3. Eliade (1969:25) says, too, that religion is a ‘very complex phenomenon that is … first of all an experience sui generis, incited by man’s encounter with the sacred’.

4. Otto (2003:109) gives credit to Schleiermacher for his idea of ‘feeling of dependence’. Both thinkers ground religion in an original experience or the ‘numinous’. However, Otto elaborated on Schleiermacher’s thinking by expanding his notions on religious emotions. Otto (1958) insisted that there was no religion without this innermost core – the personal experience of the sacred emphasises the non-rational character of religion. Otto was referring to the Other – the mysterium tremendum or the mysterium fascinans – expressions of the sacred lodged in experience.

5. Similarly, when one encounters African religions, one is faced with the problem of definition. Beyer (2006:266–267) addresses the issue of how African traditional religion is constructed into a religion. Trying to consolidate it under an umbrella name is problematic – there are too many languages and linguistic and cultural groups who practice African traditional religion. It is difficult trying to find out what belongs to the religion and what does not. Especially as he argues that ‘religion does not become solidly incorporated into that system unless it is explicitly formed as one of the religions, recognised by outsiders and constructed by insiders’ (Beyer 2006:266–267).

6. Writing earlier, the structuralist mindset of Mary Douglas (1966:53) is able to see the patterned arrangements of distinction and separation. Accepting the root word of holy as ‘set apart’, she formulates an argument to suggest that this holiness requires individuals, referring to Israelites, to conform to the class to which they belong. As such, holiness requires that things should not be confused with things that are not holy, hence profane. Furthermore, she explains, holiness means ‘keeping distinct the categories of creation’, which therefore involves ‘correct definition, discrimination and order’.

7. The meaning of the word secularisation, derived from the Latin saeculum, has taken on different meanings over the years. As Edward Bailey (quoted in Swatos & Christiano 1999:213) put it: ‘[S]ecular is really easy to define. Its meaning keeps changing yet remains consistent.

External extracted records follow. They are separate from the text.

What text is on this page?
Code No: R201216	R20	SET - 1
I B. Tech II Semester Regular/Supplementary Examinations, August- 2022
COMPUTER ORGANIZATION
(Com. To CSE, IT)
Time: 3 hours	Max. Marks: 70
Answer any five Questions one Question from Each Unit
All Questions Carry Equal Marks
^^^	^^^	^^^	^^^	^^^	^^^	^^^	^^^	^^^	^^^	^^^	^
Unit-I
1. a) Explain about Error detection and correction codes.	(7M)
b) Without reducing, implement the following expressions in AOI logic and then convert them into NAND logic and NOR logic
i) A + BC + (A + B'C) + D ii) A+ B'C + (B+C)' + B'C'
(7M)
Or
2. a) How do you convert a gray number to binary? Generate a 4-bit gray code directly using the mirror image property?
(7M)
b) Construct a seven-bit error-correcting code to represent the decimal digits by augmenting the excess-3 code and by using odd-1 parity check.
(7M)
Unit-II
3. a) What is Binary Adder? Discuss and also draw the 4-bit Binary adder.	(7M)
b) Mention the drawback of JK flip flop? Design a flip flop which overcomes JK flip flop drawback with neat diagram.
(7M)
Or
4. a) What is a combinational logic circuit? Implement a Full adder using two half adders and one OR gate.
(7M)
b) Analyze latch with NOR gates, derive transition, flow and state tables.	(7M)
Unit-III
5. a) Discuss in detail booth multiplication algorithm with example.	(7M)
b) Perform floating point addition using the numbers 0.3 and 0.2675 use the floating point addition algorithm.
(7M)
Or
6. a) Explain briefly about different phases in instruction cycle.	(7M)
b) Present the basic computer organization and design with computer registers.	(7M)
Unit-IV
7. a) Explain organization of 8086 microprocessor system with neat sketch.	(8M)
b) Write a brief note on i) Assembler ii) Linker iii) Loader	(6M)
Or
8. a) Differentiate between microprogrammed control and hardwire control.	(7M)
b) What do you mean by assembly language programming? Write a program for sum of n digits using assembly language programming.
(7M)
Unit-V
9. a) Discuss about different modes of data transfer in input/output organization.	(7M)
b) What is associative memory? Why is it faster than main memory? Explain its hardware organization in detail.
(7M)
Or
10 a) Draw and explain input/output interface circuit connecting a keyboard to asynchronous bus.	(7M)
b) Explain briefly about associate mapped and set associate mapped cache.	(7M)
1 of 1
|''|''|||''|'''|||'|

It always means, simply, the opposite of “religious” – whatever that means’. More seriously, Swatos and Christiano (1999:214) explain that ‘in the face of scientific rationality, religion’s influence on all aspects of life – from personal habits to social institutions – is in dramatic decline’. The underlying assumption was that ‘people’ have become ‘less religious’.

8. Plato (Hutchins 1952:466) posits in the Timaeus the idea that humankind possesses an immortal soul in a mortal body, alluding to a separation between spirit and material.

9. Forman’s (2004) methodology employs key informant technique, which means that he has drawn on people in his interviews who have a position in society, knowledge and personality which put them in a key position to speak about the grassroots spirituality movement. Ninety two individuals were selected to be part of a process which involved structured but flexible interviews. It is an important study that has implications for scholars working in all fields of religion and spirituality.

10. However, Peter Berger (1967:131) also raised the issue that ‘… secularisation has resulted in a widespread collapse of the plausibility of traditional religious definitions of reality’.